On the second day, we were guided by a group of local aboriginal women from the Batek tribe living in the area. The name Batek means ‘forest people’ in their language and they truly are the original inhabitants of this landscape with a direct lineage going back some 40,000 years to their African ancestors. This lineage is apparent, not only from their colouring, but their curled hair and lean appearance. Ash provided us with a lot of information about the Batek and their life today. He is clearly concerned by their plight, since they seem as threatened with extinction as the tiger and other forest wildlife, which they generally respect (they do not hunt any large forest animals). The women were all colourfully dressed in makeshift outfits made up of ethnic and western clothing and were equipped with machetes, with which they displayed amazing skills, such as making a fishing rod from forest materials in a few minutes. They managed to catch quite a few fish in the jungle stream, even though the water level was not favourable at this time of year. Other forest skills included chopping and skinning tree branches, to be used as raw materials for their basket weaving and cutting forest leaves to light up and smoke. It was quite a peculiar sight to see one of the senior women sitting and puffing at her leafy cigarette in the middle of this natural beauty spot, but I was not totally surprised, knowing that the practice of smoking was actually invented by native Indian tribes in America.
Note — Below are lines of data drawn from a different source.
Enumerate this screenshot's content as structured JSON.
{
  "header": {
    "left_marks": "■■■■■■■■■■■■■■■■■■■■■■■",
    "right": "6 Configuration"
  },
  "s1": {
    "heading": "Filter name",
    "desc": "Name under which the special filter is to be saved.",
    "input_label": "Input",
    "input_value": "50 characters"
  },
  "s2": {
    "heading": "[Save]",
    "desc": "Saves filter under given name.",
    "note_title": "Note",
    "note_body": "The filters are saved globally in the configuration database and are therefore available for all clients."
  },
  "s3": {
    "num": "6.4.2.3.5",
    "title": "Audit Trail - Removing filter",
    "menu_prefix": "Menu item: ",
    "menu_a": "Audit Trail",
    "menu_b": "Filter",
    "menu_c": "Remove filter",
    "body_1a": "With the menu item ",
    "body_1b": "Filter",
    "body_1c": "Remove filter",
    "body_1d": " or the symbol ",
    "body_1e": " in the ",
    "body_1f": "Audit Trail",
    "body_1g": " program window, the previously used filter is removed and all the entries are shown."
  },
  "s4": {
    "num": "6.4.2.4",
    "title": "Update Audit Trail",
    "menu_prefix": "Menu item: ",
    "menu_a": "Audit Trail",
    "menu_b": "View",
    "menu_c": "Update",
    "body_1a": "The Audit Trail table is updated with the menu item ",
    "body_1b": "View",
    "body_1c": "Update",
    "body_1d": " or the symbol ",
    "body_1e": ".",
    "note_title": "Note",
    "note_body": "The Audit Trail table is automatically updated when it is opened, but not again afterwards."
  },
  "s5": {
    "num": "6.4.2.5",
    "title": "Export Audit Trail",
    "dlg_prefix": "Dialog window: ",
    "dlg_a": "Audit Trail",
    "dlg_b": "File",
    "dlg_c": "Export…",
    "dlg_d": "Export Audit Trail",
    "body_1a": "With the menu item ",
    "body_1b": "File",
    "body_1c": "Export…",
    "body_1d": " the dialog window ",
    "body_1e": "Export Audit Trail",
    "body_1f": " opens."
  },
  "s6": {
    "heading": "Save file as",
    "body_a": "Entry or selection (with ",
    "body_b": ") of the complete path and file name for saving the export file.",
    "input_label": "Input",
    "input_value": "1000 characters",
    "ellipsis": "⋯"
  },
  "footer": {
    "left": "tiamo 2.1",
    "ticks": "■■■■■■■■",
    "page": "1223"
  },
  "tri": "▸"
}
The method of reimbursing our guides was pleasantly simple and transparent. Ash asked us to pay the 5 women a total of 200 Malaysian ringgit (about 40 pounds) and encouraged us to buy their handicraft products. I had taken a particular liking to the older smoking Batek guide and tried to negotiate in my limited Bahasa, which is more or less as foreign to the Batek and to it is to me. Their handicraft consisted of carved hair combs and woven wallets and baskets. My guide agreed to sell me her own backpack basket, which I particularly liked because of its bright green rainforest pattern and because she had been using it for this trip, slung over her back with two basic plastic drawstrings. When we returned to the Batek village to drop of our guides and say goodbye, I could not resist asking for a photograph of me together my guide. Our return journey by car took us past miles of barren palm oil land – awaiting replanting- and other areas, where loggers were clearing large swathes of forest. I was acutely aware of the imminent threats to this fragile region.
Now that I am back home in the U.K., the forest of the Batek and the Malayan tiger, both living on the edge of extinction, may seem a world away. But the green woven basket, which I have put on my bedside table, reminds me constantly of my resilient Batek guide. My personal reminder to continue my efforts to save the Malayan tiger and its forest, in my second home: Malaysia.